Rocco Siffredi: "La società è bacchettona, il porno spinge all'eccesso" - 2/2
Se avesse avuto una figlia decisa a lavorare nel suo mondo, Siffredi ha specificato che “non sarei stato felice se lo avesse fatto per emulare il padre o per la fama. La stessa cosa vale assolutamente per i miei due figli maschi”. In un mondo come quello in cui lavora ormai da oltre 40 anni, “bastano tre minuti per entrare. Ma le conseguenze spiacevoli nessuno le spiega. Nei film porno tutti sono superdotati, le donne hanno forme giunoniche, ma nessuno spiega che la pornografia è fatta di punturati. E il risultato è che i ragazzi si imbottiscono di Viagra, ricorrono alle pilloline per inseguire quei modelli”. Soprattutto in una società che, ha affermato, “è più bacchettona di ieri, mentre il mondo del porno spinge molto più verso l’eccesso. Le agenzie spingono verso gli estremi, a esagerazioni di ogni tipo”.

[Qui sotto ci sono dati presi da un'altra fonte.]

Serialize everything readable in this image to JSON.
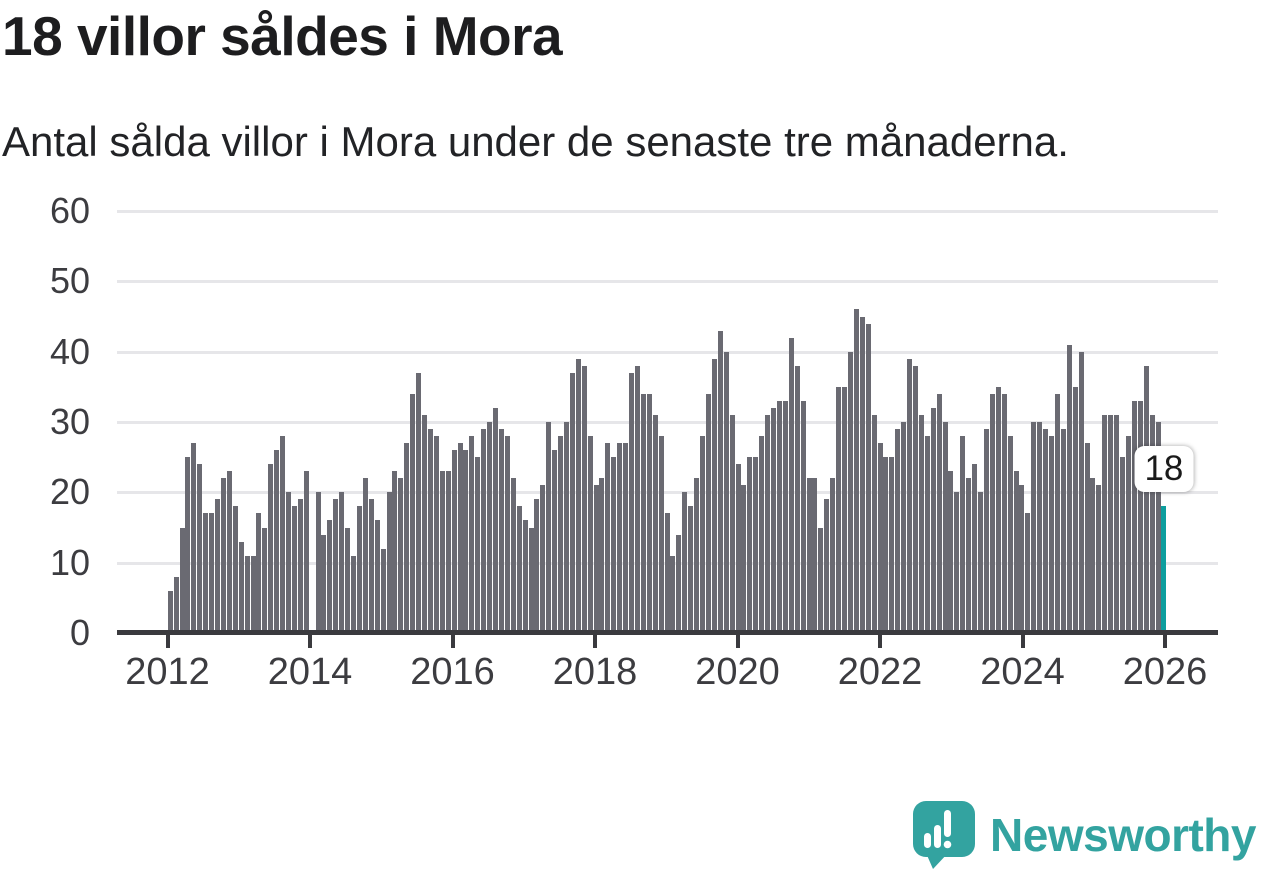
{
  "title": "18 villor såldes i Mora",
  "subtitle": "Antal sålda villor i Mora under de senaste tre månaderna.",
  "branding": {
    "name": "Newsworthy",
    "icon": "newsworthy-speech-bubble-bar-chart-icon",
    "color": "#33a3a0"
  },
  "colors": {
    "bar": "#6a6a72",
    "highlight": "#0d9e9e",
    "grid": "#e6e6e9",
    "axis": "#3a3a3e",
    "label": "#3c3c40",
    "text": "#1d1d1f",
    "background": "#ffffff"
  },
  "chart_data": {
    "type": "bar",
    "title": "18 villor såldes i Mora",
    "subtitle": "Antal sålda villor i Mora under de senaste tre månaderna.",
    "frequency": "monthly",
    "x_start_month": "2012-01",
    "x_end_month": "2026-01",
    "x_tick_labels": [
      "2012",
      "2014",
      "2016",
      "2018",
      "2020",
      "2022",
      "2024",
      "2026"
    ],
    "xlabel": "",
    "ylabel": "",
    "ylim": [
      0,
      60
    ],
    "y_ticks": [
      0,
      10,
      20,
      30,
      40,
      50,
      60
    ],
    "grid": "horizontal",
    "missing_months": [
      "2014-01"
    ],
    "highlight": {
      "month": "2026-01",
      "value": 18,
      "label": "18"
    },
    "values": [
      6,
      8,
      15,
      25,
      27,
      24,
      17,
      17,
      19,
      22,
      23,
      18,
      13,
      11,
      11,
      17,
      15,
      24,
      26,
      28,
      20,
      18,
      19,
      23,
      0,
      20,
      14,
      16,
      19,
      20,
      15,
      11,
      18,
      22,
      19,
      16,
      12,
      20,
      23,
      22,
      27,
      34,
      37,
      31,
      29,
      28,
      23,
      23,
      26,
      27,
      26,
      28,
      25,
      29,
      30,
      32,
      29,
      28,
      22,
      18,
      16,
      15,
      19,
      21,
      30,
      26,
      28,
      30,
      37,
      39,
      38,
      28,
      21,
      22,
      27,
      25,
      27,
      27,
      37,
      38,
      34,
      34,
      31,
      28,
      17,
      11,
      14,
      20,
      18,
      22,
      28,
      34,
      39,
      43,
      40,
      31,
      24,
      21,
      25,
      25,
      28,
      31,
      32,
      33,
      33,
      42,
      38,
      33,
      22,
      22,
      15,
      19,
      22,
      35,
      35,
      40,
      46,
      45,
      44,
      31,
      27,
      25,
      25,
      29,
      30,
      39,
      38,
      31,
      28,
      32,
      34,
      30,
      23,
      20,
      28,
      22,
      24,
      20,
      29,
      34,
      35,
      34,
      28,
      23,
      21,
      17,
      30,
      30,
      29,
      28,
      34,
      29,
      41,
      35,
      40,
      27,
      22,
      21,
      31,
      31,
      31,
      25,
      28,
      33,
      33,
      38,
      31,
      30,
      18
    ]
  }
}
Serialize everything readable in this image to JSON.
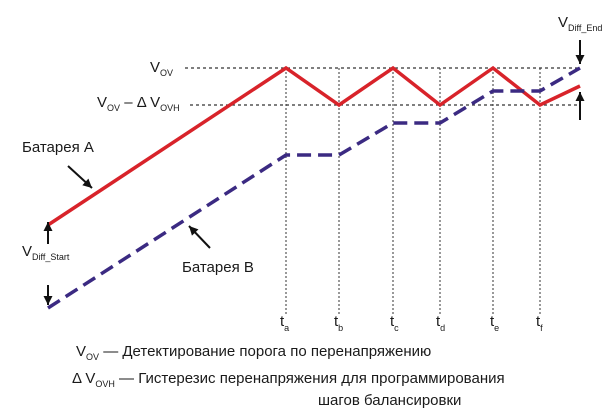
{
  "colors": {
    "battery_a": "#d8232a",
    "battery_b": "#3b2a82",
    "guide": "#333333",
    "text": "#1a1a1a"
  },
  "labels": {
    "vov": {
      "main": "V",
      "sub": "OV"
    },
    "vov_minus": {
      "pre": "V",
      "pre_sub": "OV",
      "mid": " – Δ V",
      "sub": "OVH"
    },
    "diff_start": {
      "main": "V",
      "sub": "Diff_Start"
    },
    "diff_end": {
      "main": "V",
      "sub": "Diff_End"
    },
    "battery_a": "Батарея A",
    "battery_b": "Батарея B"
  },
  "time_marks": [
    {
      "main": "t",
      "sub": "a"
    },
    {
      "main": "t",
      "sub": "b"
    },
    {
      "main": "t",
      "sub": "c"
    },
    {
      "main": "t",
      "sub": "d"
    },
    {
      "main": "t",
      "sub": "e"
    },
    {
      "main": "t",
      "sub": "f"
    }
  ],
  "legend": {
    "vov": {
      "symbol": "V",
      "sub": "OV",
      "text": " — Детектирование порога по перенапряжению"
    },
    "dvovh": {
      "symbol": "Δ V",
      "sub": "OVH",
      "text": " — Гистерезис перенапряжения для программирования",
      "text2": "шагов балансировки"
    }
  }
}
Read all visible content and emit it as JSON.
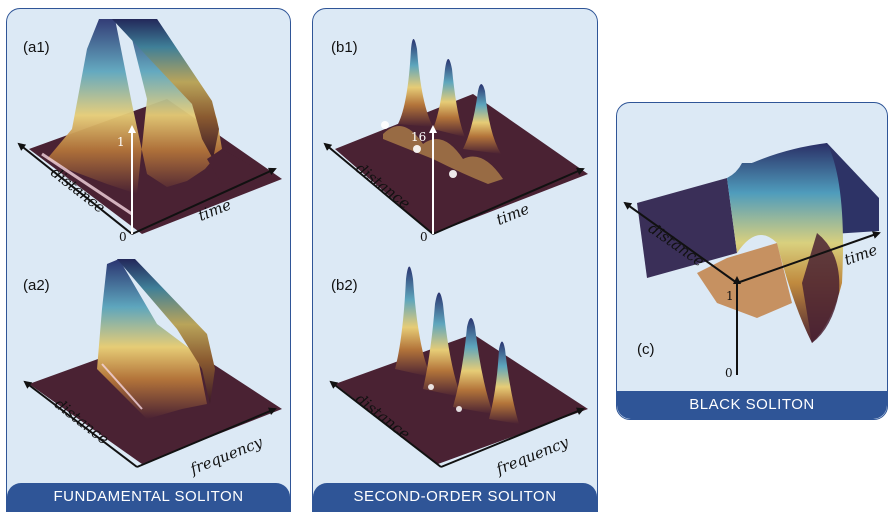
{
  "panels": {
    "fundamental": {
      "banner": "FUNDAMENTAL   SOLITON",
      "a1": {
        "label": "(a1)",
        "axis_distance": "distance",
        "axis_time": "time",
        "tick_top": "1",
        "tick_origin": "0"
      },
      "a2": {
        "label": "(a2)",
        "axis_distance": "distance",
        "axis_frequency": "frequency"
      }
    },
    "second_order": {
      "banner": "SECOND-ORDER   SOLITON",
      "b1": {
        "label": "(b1)",
        "axis_distance": "distance",
        "axis_time": "time",
        "tick_top": "16",
        "tick_origin": "0"
      },
      "b2": {
        "label": "(b2)",
        "axis_distance": "distance",
        "axis_frequency": "frequency"
      }
    },
    "black": {
      "banner": "BLACK   SOLITON",
      "c": {
        "label": "(c)",
        "axis_distance": "distance",
        "axis_time": "time",
        "tick_top": "1",
        "tick_origin": "0"
      }
    }
  },
  "colors": {
    "panel_bg": "#dce9f5",
    "panel_border": "#2f5597",
    "banner_bg": "#2f5597",
    "surface_base": "#4a2233",
    "surface_gradient": [
      "#4a2233",
      "#c98a3a",
      "#e8d27a",
      "#5aa7c0",
      "#2b3a78"
    ]
  }
}
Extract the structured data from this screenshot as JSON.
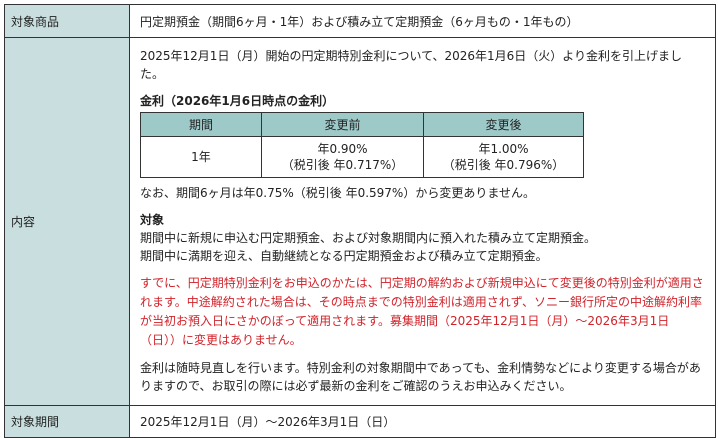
{
  "rows": {
    "product": {
      "label": "対象商品",
      "value": "円定期預金（期間6ヶ月・1年）および積み立て定期預金（6ヶ月もの・1年もの）"
    },
    "content": {
      "label": "内容",
      "intro": "2025年12月1日（月）開始の円定期特別金利について、2026年1月6日（火）より金利を引上げました。",
      "rate_heading": "金利（2026年1月6日時点の金利）",
      "rate_table": {
        "headers": [
          "期間",
          "変更前",
          "変更後"
        ],
        "row": {
          "term": "1年",
          "before_rate": "年0.90%",
          "before_net": "（税引後 年0.717%）",
          "after_rate": "年1.00%",
          "after_net": "（税引後 年0.796%）"
        }
      },
      "note_6m": "なお、期間6ヶ月は年0.75%（税引後 年0.597%）から変更ありません。",
      "target_heading": "対象",
      "target_lines": [
        "期間中に新規に申込む円定期預金、および対象期間内に預入れた積み立て定期預金。",
        "期間中に満期を迎え、自動継続となる円定期預金および積み立て定期預金。"
      ],
      "warning": "すでに、円定期特別金利をお申込のかたは、円定期の解約および新規申込にて変更後の特別金利が適用されます。中途解約された場合は、その時点までの特別金利は適用されず、ソニー銀行所定の中途解約利率が当初お預入日にさかのぼって適用されます。募集期間（2025年12月1日（月）～2026年3月1日（日））に変更はありません。",
      "disclaimer": "金利は随時見直しを行います。特別金利の対象期間中であっても、金利情勢などにより変更する場合がありますので、お取引の際には必ず最新の金利をご確認のうえお申込みください。"
    },
    "period": {
      "label": "対象期間",
      "value": "2025年12月1日（月）～2026年3月1日（日）"
    }
  },
  "colors": {
    "label_bg": "#c9dfdf",
    "table_header_bg": "#9ec9c9",
    "warning_text": "#d0232a"
  }
}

Durante la chiacchierata, infine, anche un accenno all’interpretazione di Alessandro Borghi nella serie Supersex, realizzata per Netflix e ispirata proprio alla vita del divo del porno: “Gli ho detto: ma possibile che hai interpretato dieci scene di sesso, e non sei mai felice? Che ti hanno scritto nella sceneggiatura? Io, ogni volta che sono su un set porno, sono felice. Capisco, sarebbe diseducativo rappresentare Rocco che si diverte. Ma la verità è che in quel mondo sono felice”.